What to say? I was going to introduce this post with a few words on all the food thoughts I had today thanks to filling my bag with lots of goodies from the farmers’ market today (tomatoes, for the first time in months!) and my cooking plans (1, 2, 3) for the week (to spoil my ‘little sister’ that will be visiting), but after a long day at work I’m a bit tired and too lazy to write anything much. So, we’ll get right to this week’s trailers instead.
- 《醉後一夜》 (Zuì hòu yīyè/Lacuna, China, 2012) – Dir. by Derek Tsang Kwok-Cheung and Jimmy Wan Chi-Man. It’s one of those hangover films – when characters wake up the morning after and haven’t the slightest clue about what happened the night before. It’s not the kind of premise that really interests me, but this Chinese (rather than Hollywood) take on it involves a male/female couple that finds itself half-(or rather, completely) naked not only in the same bed without ever having met before, but in a bed in a furniture store. Other than having a totally blank memory, the guy can’t find his car and the girl is missing US$300,000 – but that’s only the start. Although Lacuna is unlikely to be the most original rom-com of the year, it does sound like a fun watch at the end of a long week and, judging from reviews, it’s actually a better-than-average Friday night film.
- 《明天記得愛上我》 (Míngtiān jìde ài shàng wǒ/Will You Still Love Me Tomorrow?, Hong Kong, 2013) – Dir. by Chen Arvin. When I recently looked over the programme for the Hong Kong International Film Festival (which is about to finish), most of the entries looked like the same-old. This one however captured my interest, because there is a twist to the couple-hits-a-crisis love story: the male half of the married couple is gay, something he has up to now hidden from the people around him, including his wife.
- 「ペタル ダンス」 (Petaru Dansu/Petal Dance, Japan, 2013) – Dir. by Ishikawa Hiroshi. It is difficult to say what this film about. There isn’t much of plot other than that two women, Jinko and Motoko, who have been friends since university days, decide to go a road trip to find another one of their former classmates, Miki, about whom strange rumours have been been swirling. Haraki is their driver. I doubt much is going to happen, but rather this sounds like a drama exploring the feeling of its characters. The cast, by the way, is pretty impressive: Miyazaki Aoi, Ando Sakura, Fukiishi Kazue and Kutsuna Shiori are all in it – a rather interesting line-up of actresses.
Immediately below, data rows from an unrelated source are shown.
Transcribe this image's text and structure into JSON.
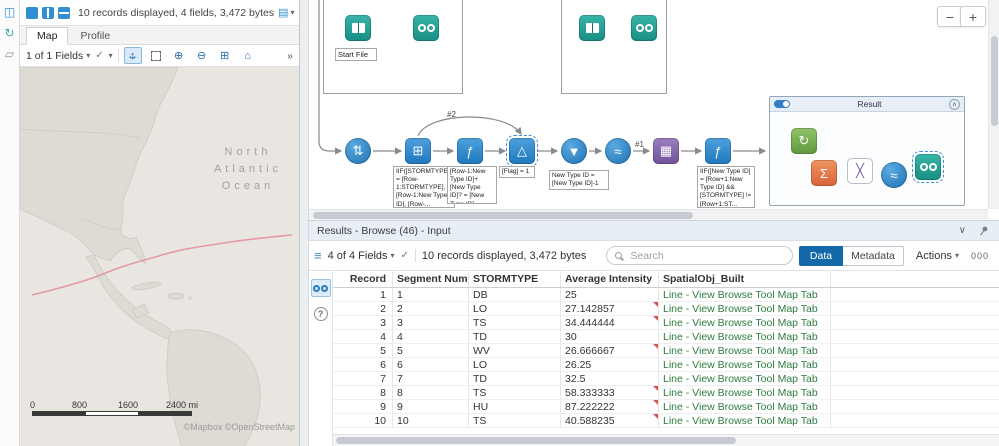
{
  "colors": {
    "accent_blue": "#1b75bb",
    "data_button_blue": "#1268a8",
    "link_green": "#2e7d3e",
    "flag_red": "#d9534f",
    "track_pink": "#e59aa4"
  },
  "icons": {
    "caret_down": "▾",
    "check": "✓",
    "chevron_right_double": "»",
    "pan_h": "↔",
    "pan_v": "↕",
    "zoom_in": "⊕",
    "zoom_out": "⊖",
    "zoom_extent": "⊞",
    "home": "⌂",
    "rows": "≡",
    "collapse_chevron": "∨",
    "container_collapse": "∧",
    "minus": "−",
    "plus": "+",
    "more": "000",
    "report": "▤",
    "panels": "◫",
    "refresh": "↻",
    "tag": "▱",
    "help": "?"
  },
  "tool_glyphs": {
    "sort": "⇅",
    "multirow": "⊞",
    "formula": "ƒ",
    "triangle": "△",
    "funnel": "▼",
    "wave": "≈",
    "tile": "▦",
    "sigma": "Σ",
    "generate": "↻",
    "cross": "╳"
  },
  "map_panel": {
    "toolbar": {
      "summary": "10 records displayed, 4 fields, 3,472 bytes"
    },
    "tabs": {
      "map": "Map",
      "profile": "Profile"
    },
    "map_toolbar": {
      "fields_selector": "1 of 1 Fields"
    },
    "map": {
      "ocean_label": {
        "line1": "North",
        "line2": "Atlantic",
        "line3": "Ocean"
      },
      "scale_labels": [
        "0",
        "800",
        "1600",
        "2400 mi"
      ],
      "attribution": "©Mapbox ©OpenStreetMap"
    }
  },
  "canvas": {
    "wire_labels": {
      "l2": "#2",
      "l1": "#1"
    },
    "annotations": {
      "start_file": "Start File",
      "a1": "IIF([STORMTYPE] = [Row-1:STORMTYPE], [Row-1:New Type ID], [Row-...",
      "a2": "[Row-1:New Type ID]+ [New Type ID]? = [New Type ID]...",
      "a3": "[Flag] = 1",
      "a4": "New Type ID = [New Type ID]-1",
      "a5": "IIF([New Type ID] = [Row+1:New Type ID] && [STORMTYPE] != [Row+1:ST..."
    },
    "container": {
      "title": "Result"
    }
  },
  "results": {
    "title": "Results - Browse (46) - Input",
    "toolbar": {
      "fields_selector": "4 of 4 Fields",
      "summary": "10 records displayed, 3,472 bytes",
      "search_placeholder": "Search",
      "data_label": "Data",
      "metadata_label": "Metadata",
      "actions_label": "Actions"
    },
    "table": {
      "columns": [
        "Record",
        "Segment Number",
        "STORMTYPE",
        "Average Intensity",
        "SpatialObj_Built"
      ],
      "rows": [
        {
          "record": "1",
          "segment": "1",
          "stormtype": "DB",
          "intensity": "25",
          "spatial": "Line - View Browse Tool Map Tab",
          "flagged": false
        },
        {
          "record": "2",
          "segment": "2",
          "stormtype": "LO",
          "intensity": "27.142857",
          "spatial": "Line - View Browse Tool Map Tab",
          "flagged": true
        },
        {
          "record": "3",
          "segment": "3",
          "stormtype": "TS",
          "intensity": "34.444444",
          "spatial": "Line - View Browse Tool Map Tab",
          "flagged": true
        },
        {
          "record": "4",
          "segment": "4",
          "stormtype": "TD",
          "intensity": "30",
          "spatial": "Line - View Browse Tool Map Tab",
          "flagged": false
        },
        {
          "record": "5",
          "segment": "5",
          "stormtype": "WV",
          "intensity": "26.666667",
          "spatial": "Line - View Browse Tool Map Tab",
          "flagged": true
        },
        {
          "record": "6",
          "segment": "6",
          "stormtype": "LO",
          "intensity": "26.25",
          "spatial": "Line - View Browse Tool Map Tab",
          "flagged": false
        },
        {
          "record": "7",
          "segment": "7",
          "stormtype": "TD",
          "intensity": "32.5",
          "spatial": "Line - View Browse Tool Map Tab",
          "flagged": false
        },
        {
          "record": "8",
          "segment": "8",
          "stormtype": "TS",
          "intensity": "58.333333",
          "spatial": "Line - View Browse Tool Map Tab",
          "flagged": true
        },
        {
          "record": "9",
          "segment": "9",
          "stormtype": "HU",
          "intensity": "87.222222",
          "spatial": "Line - View Browse Tool Map Tab",
          "flagged": true
        },
        {
          "record": "10",
          "segment": "10",
          "stormtype": "TS",
          "intensity": "40.588235",
          "spatial": "Line - View Browse Tool Map Tab",
          "flagged": true
        }
      ]
    }
  }
}
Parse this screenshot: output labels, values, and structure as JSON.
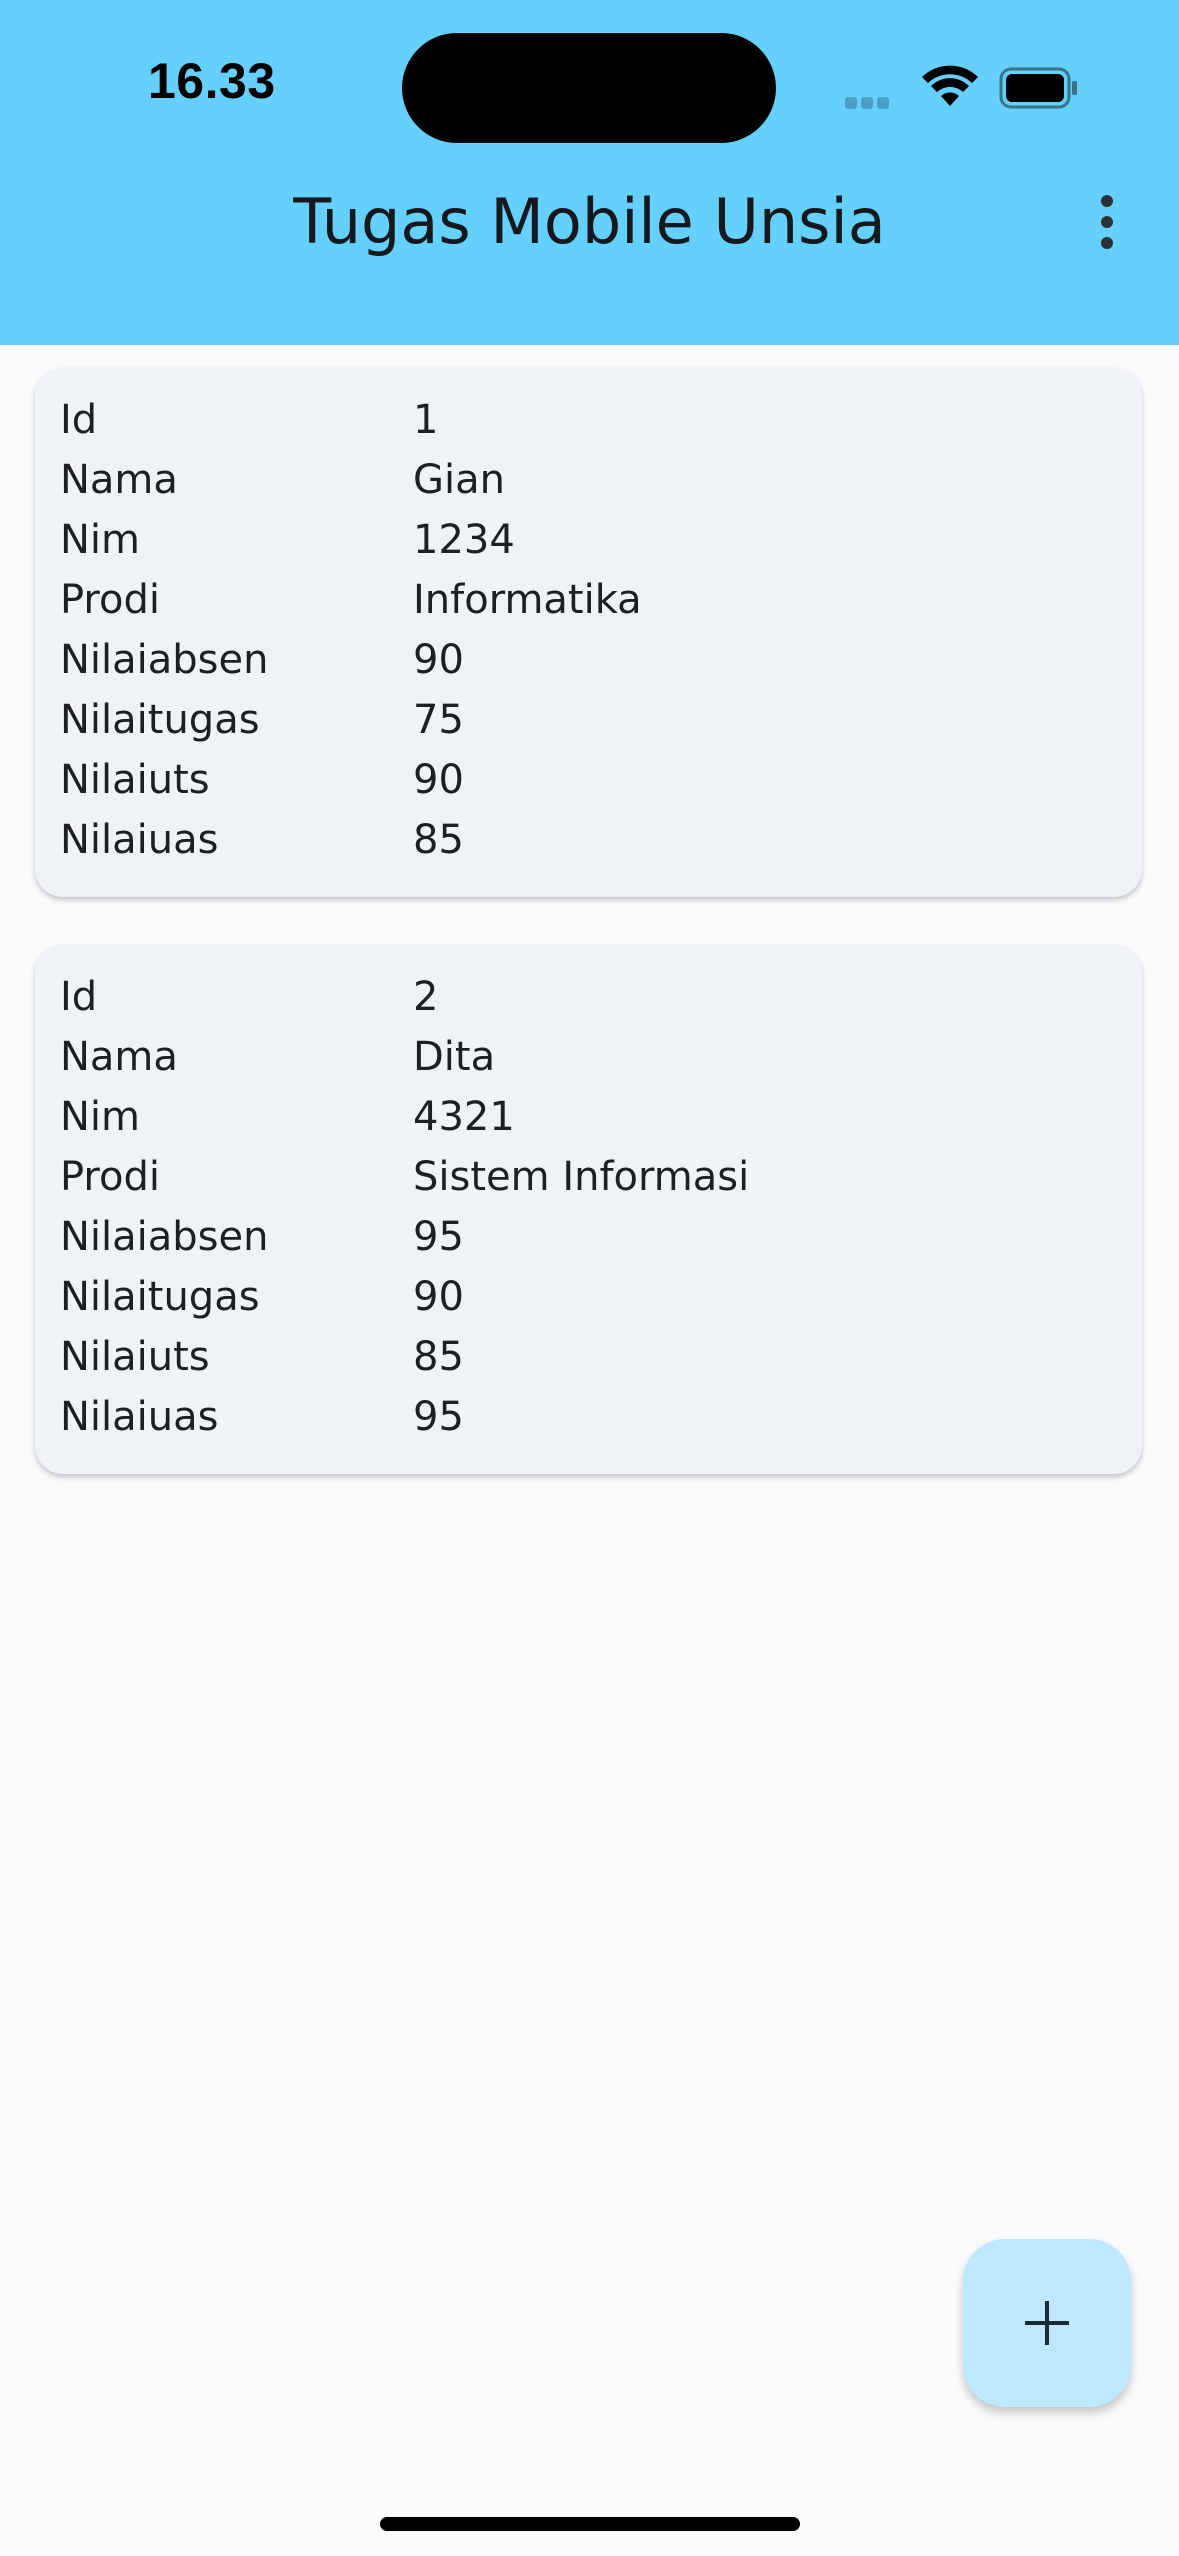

- 「ゲゲゲの女房」 (Gegege no Nyobo/The Wife of Gegege, Japan, 2009) – Dir. by Suzuki Takuji. An autobiographical film about the manga artist behind Gegege no Kitaro, who, together with his wife, faced many difficulties before finding success in his work. Note: What to say about the film poster? It’s like the filmmakers want to discourage us from seeing their creation – that’s how boring it is. They couldn’t have offered up something more interesting than that, e.g. like the one below, which I believe is from the book cover from the original autobiography.
- 반창꼬 (Banchangggyo/Love 911, South Korea, 2012) – Dir. by Jeong Ki-Hun. Okay, I’ll say it right away: I’m in doubt about this one. I can’t remember how I stumbled across it in the first place and why I thought it might have Trailer Weekly potential. Looking at it again now I’m a bit worried it might be just lame – i.e. a very predictable and none-too-enlightening kind of flick about two people on the opposite end of the personality spectrum falling in love. One is Mi-soo, a doctor who is selfishly out to save herself when she misdiagnoses a patient. The other is Kang-il, a completely self-less firefighter who would give his life for another person and who still suffers from the trauma of having lost his wife a while back. Here’s a screenshot from the film, which also puts me off:
Yeah. I’m probably the only female that doesn’t dig those let’s-strip-them-down-and-show-those-abs shots that are pretty much a rite of passage for male A-list Korean actors. I mean, eye-candy is all fine and dandy but there just something rather off-puttingly objectifying when film- and drama makers insert a shower scene (or something similar) just for the sake of it (or rather, to perform fan service and show off those army abs).
- 「ライズアップ」 (Raizu Appu/Rise Up, Japan, 2009) – Dir. by Nakajima Ryo. I had a film by this director on last week’s Trailer Weekly and another one waaaaaay back. Raizu Appu, admittedly, doesn’t sound all that intriguing – a girl that recently lost her eyesight in an accident and a boy paraglider meet and get closer only for a cruel reality to be revealed – but what I have heard about Nakajima’s other projects, particularly 「俺たちの世界」 (Oretachi no Sekai/This World of Ours, Japan, 2007), makes me want to put it on the to-watch list anyhow.